Preventing Illness in Gerbils

Preventing illness is the best way to keep your gerbil healthy and happy. Provide a clean living environment, avoid overcrowding, and feed a balanced diet. Regular veterinary checkups can also help catch health problems early.

Gerbil Behavior and Training

Gerbil Socialization and Play

Gerbils are social animals that enjoy living in pairs or groups. However, it’s essential to introduce gerbils slowly and carefully to prevent fighting. Provide plenty of toys and activities to keep your gerbil entertained, such as tunnels, chew toys, and an exercise wheel.

Teaching Gerbils Tricks

Gerbils are intelligent creatures that can be trained to perform simple tricks, such as running through a maze or jumping through a hoop. Use positive reinforcement, such as treats and praise, to encourage good behavior. Keep training sessions short and frequent, and be patient.

Breeding Gerbils

Preparing for Breeding Gerbils

Breeding gerbils requires planning and preparation. Choose healthy, unrelated gerbils of the opposite sex, and ensure that they have a proper living environment and diet. Gerbils become sexually mature at around three months of age, and females have a gestation period of 24-26 days.

Mating Gerbils

Mating gerbils is a natural process that requires minimal intervention. Introduce a male and female gerbil in a neutral territory and monitor their behavior. If they show interest in each other, they will mate naturally. Remove the male after mating to prevent fighting.

Raising Gerbil Pups

Gerbil pups are born blind and hairless and require a warm, safe environment to grow. Keep the mother and pups in a separate tank with plenty of bedding and a nest box. Provide a balanced diet for the mother, and avoid handling the pups until they are fully furred and able to see.
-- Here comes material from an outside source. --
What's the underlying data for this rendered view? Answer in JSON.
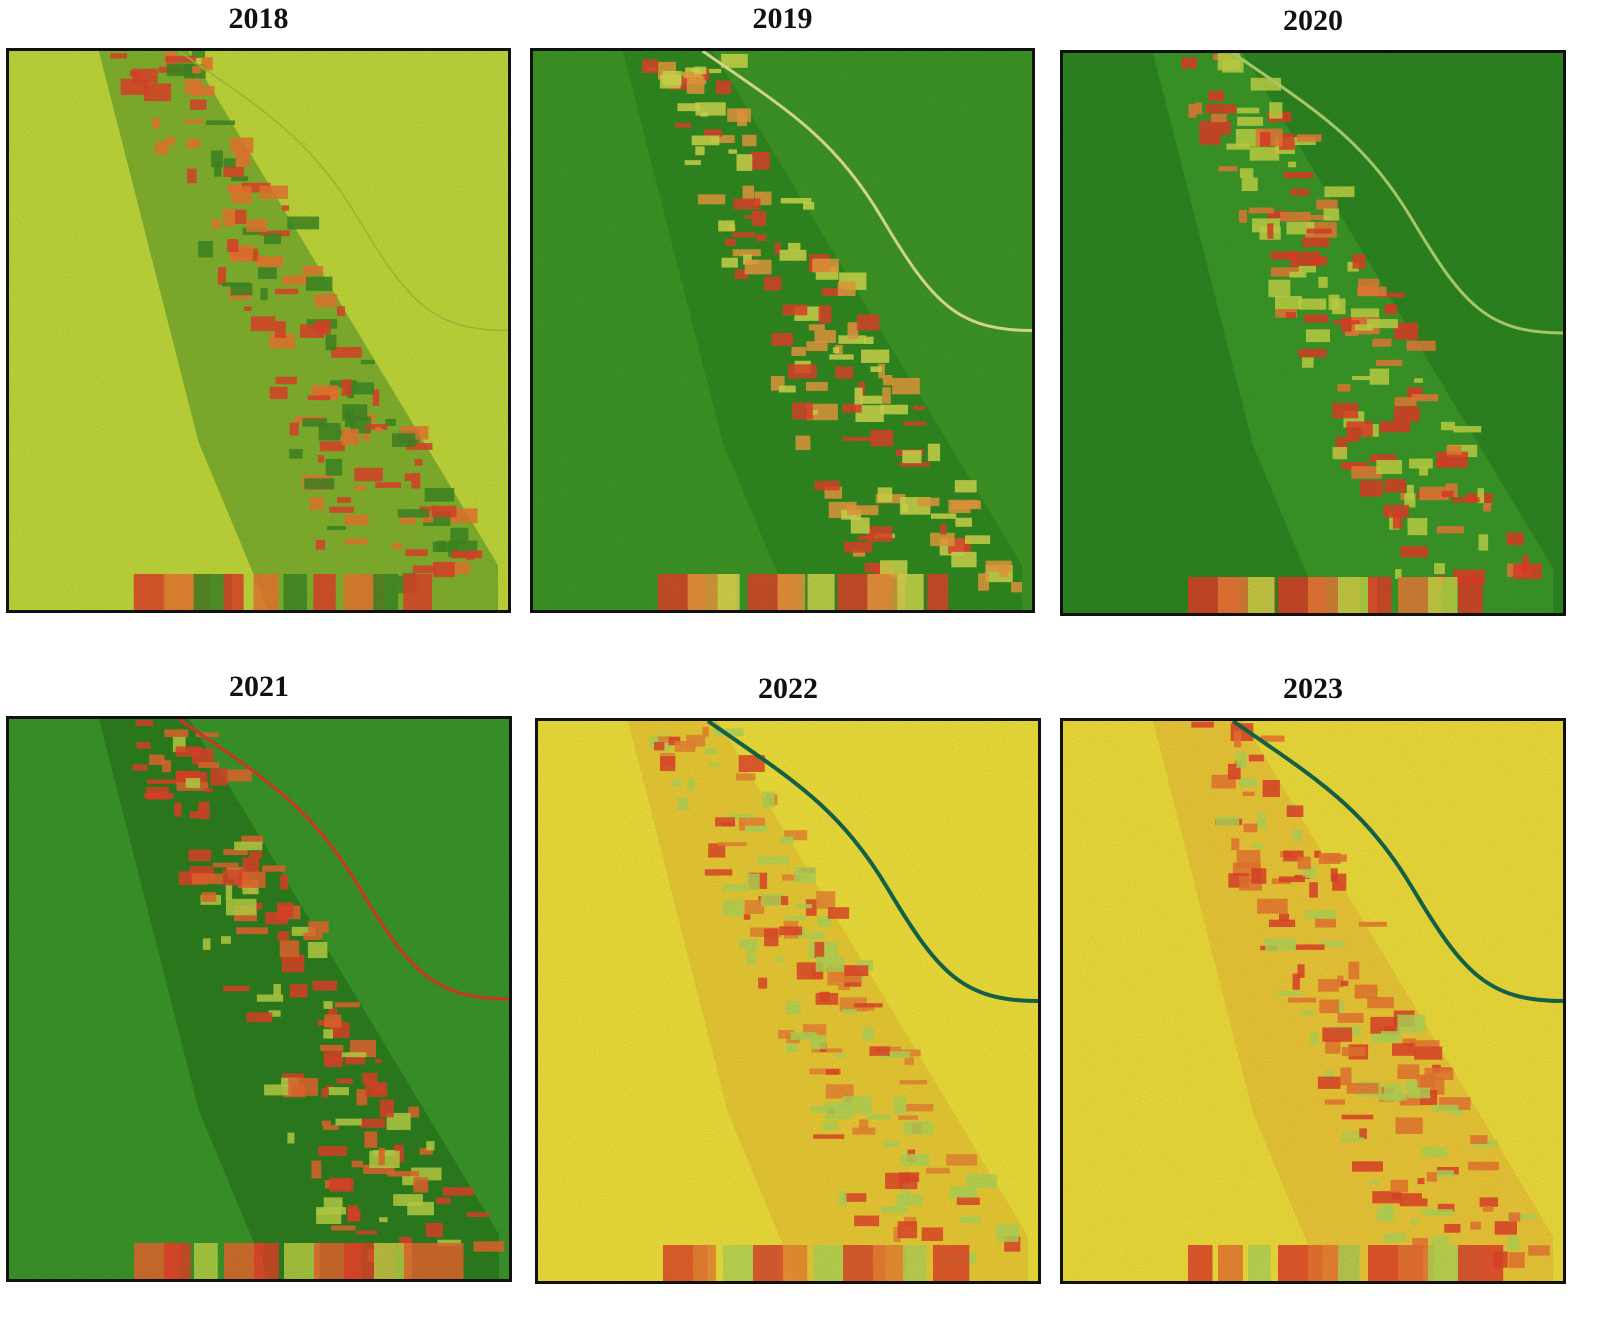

Gerbils are fascinating, low-maintenance pets that can bring joy and companionship to your life. By following the tips and guidelines outlined in this comprehensive guide, you can provide the best possible care for your gerbil and ensure their happiness and health. Remember to provide a proper habitat, a balanced diet, and plenty of love and attention. With a little bit of effort, you and your gerbil can enjoy a long and rewarding life together.